The Amazing Catfish will feel very real to many people. There are so many facets of this film which are exceptionally realistic from the underlying themes to it's visual production. The film shows Claudia who is an introvert from her period of loneliness and does not know how to associate with others, but she becomes close to a family who need her in their lives as much as she needs them. However much she tries, she knows she can never be part of their family (as is seen throughout the film when she is quite often unintentionally forgotten about), but she is the person who has come along at the time when the family most needed her and being part of the family comes naturally to Claudia even after such a long period of being by herself. In Martha's family, there is a great display of family dynamics as well as each family member's way of copying with the inevitability of their mother's death. Alejandra (Sonia Franco) tries hard to be the mother of the family, but also wants to keep her independence and maintain a life outside her family, while Wendy (Wendy Guillen) jokes around and laughs, but she has a hidden grief which she feels no one cares about or understands. For those who haven't gone through a situation such as this, it is very interesting to see how people act when they know what is ahead, but for those who can relate to Martha's family it will be an emotional viewing to undertake.

The visual side of The Amazing Catfish is exquisite, particularly in it's opening moments. The cinematography allows as to play witness to Claudia's loneliness even before she leaves her front door. A close up of her unthreading cloth and then removing the purple ones from her breakfast cereal show the tiny ways she is amusing herself, and these things which are often seen as monotonous tasks in everyday life are suddenly seen in a new way.
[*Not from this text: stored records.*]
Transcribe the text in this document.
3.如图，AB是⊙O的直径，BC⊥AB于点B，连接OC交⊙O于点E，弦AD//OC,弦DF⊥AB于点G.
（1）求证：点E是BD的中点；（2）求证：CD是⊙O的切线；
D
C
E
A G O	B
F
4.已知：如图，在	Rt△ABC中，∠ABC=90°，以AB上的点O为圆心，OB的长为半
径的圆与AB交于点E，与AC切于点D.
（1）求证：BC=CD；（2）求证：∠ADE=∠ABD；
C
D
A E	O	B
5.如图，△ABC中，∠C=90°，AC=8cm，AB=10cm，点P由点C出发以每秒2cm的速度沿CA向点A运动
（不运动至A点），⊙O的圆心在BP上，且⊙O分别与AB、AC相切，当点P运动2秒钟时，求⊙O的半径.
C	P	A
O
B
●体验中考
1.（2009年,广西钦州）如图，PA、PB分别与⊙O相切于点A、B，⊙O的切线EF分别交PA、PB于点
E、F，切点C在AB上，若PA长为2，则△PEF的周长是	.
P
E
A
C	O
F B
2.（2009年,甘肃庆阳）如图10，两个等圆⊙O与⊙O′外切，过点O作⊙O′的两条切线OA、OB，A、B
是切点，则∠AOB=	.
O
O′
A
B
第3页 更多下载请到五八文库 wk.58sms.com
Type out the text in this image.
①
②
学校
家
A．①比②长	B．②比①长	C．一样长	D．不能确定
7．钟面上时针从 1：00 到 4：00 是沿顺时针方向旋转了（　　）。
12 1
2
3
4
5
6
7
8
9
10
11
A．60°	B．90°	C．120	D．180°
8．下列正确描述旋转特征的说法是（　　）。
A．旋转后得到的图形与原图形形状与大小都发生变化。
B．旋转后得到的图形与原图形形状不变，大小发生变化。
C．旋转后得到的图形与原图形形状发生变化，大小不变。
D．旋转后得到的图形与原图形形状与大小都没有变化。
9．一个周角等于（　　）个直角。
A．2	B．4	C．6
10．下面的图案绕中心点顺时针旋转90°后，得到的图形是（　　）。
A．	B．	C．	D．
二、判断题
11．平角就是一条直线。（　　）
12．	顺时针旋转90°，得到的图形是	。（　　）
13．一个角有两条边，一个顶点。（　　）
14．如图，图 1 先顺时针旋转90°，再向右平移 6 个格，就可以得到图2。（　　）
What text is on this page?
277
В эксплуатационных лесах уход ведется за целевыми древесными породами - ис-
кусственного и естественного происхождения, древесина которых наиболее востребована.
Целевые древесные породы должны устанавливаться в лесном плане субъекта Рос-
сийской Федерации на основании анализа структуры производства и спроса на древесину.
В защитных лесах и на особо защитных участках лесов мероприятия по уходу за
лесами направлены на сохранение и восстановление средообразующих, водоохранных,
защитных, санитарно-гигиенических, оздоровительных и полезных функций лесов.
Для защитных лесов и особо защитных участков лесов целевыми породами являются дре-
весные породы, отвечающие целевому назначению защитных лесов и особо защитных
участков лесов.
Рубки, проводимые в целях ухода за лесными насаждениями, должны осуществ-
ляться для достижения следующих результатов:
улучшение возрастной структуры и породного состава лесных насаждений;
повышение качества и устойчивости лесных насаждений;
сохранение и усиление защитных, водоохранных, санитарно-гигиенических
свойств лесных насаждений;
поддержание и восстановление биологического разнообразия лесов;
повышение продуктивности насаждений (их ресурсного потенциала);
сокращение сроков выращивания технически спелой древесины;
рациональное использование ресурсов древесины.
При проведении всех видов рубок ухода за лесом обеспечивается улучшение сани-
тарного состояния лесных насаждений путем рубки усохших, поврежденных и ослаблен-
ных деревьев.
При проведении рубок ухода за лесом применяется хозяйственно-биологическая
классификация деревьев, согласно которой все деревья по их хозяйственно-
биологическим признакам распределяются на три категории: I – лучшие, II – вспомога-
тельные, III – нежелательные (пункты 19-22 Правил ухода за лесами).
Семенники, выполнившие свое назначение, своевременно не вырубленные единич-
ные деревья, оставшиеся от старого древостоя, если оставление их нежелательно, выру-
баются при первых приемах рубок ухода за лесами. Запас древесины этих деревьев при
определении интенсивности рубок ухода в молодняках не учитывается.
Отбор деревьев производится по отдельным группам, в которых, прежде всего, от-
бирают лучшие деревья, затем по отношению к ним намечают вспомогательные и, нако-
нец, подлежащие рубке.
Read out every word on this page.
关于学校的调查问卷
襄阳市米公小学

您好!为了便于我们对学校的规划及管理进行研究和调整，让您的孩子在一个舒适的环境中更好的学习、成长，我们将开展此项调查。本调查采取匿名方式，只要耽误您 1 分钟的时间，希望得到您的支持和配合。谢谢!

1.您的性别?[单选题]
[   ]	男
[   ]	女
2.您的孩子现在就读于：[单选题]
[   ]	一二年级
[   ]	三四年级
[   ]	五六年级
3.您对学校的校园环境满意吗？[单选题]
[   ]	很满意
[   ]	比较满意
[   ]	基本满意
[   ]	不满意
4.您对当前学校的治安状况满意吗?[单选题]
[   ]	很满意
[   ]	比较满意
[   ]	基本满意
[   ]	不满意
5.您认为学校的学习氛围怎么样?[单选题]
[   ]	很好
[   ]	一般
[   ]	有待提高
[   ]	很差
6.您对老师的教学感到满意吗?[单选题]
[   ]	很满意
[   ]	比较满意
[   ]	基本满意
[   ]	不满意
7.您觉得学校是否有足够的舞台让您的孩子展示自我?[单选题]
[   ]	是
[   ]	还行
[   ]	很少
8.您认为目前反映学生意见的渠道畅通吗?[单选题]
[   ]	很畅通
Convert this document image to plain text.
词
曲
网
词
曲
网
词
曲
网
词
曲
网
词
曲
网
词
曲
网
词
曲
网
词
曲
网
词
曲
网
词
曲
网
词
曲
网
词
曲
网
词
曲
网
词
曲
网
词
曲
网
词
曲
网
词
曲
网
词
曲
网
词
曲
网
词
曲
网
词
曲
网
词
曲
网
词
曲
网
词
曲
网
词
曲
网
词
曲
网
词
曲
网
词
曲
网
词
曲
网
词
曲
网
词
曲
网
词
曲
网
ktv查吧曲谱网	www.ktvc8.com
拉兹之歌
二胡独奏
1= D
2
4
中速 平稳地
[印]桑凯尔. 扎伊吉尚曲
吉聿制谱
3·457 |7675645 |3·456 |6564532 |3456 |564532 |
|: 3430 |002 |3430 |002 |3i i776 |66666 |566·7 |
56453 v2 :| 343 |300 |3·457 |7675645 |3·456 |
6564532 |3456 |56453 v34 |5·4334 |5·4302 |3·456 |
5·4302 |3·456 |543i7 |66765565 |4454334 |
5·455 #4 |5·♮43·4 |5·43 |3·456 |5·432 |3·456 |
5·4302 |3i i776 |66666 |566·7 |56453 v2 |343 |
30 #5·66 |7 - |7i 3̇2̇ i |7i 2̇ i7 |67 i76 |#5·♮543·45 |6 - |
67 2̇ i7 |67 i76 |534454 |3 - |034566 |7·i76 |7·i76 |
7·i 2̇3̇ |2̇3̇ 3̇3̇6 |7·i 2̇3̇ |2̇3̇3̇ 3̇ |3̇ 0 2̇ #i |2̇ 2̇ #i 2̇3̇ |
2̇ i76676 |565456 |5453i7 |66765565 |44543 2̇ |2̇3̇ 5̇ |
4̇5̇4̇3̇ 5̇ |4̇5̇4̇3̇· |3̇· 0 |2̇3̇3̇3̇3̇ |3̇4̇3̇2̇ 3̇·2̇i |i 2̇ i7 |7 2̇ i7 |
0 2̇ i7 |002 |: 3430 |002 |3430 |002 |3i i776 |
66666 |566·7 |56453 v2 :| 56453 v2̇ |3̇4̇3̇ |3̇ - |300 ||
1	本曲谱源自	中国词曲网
Ximena Ayala plays Claudia with warmth and depth. She has the audience's sympathy straight away when you play witness to her solitude. She has wonderful character development throughout the film, as she doesn't take a swift move from being quiet to happy and loud, but she maintains part of her introversion throughout the whole film and only gives a little piece of herself at once. Lisa Owen is the perfect mother in Martha. Although she is dying, she still puts her children before her. Her progression of weakness throughout the film is very good. Wendy Guillen is completely lovable and your heart breaks for her when you find out what she is really going through.

The Amazing Catfish is a beautifully emotional experience. It gives you a deeper appreciation for the finer things in life through it's depth and perfect use of cinematography.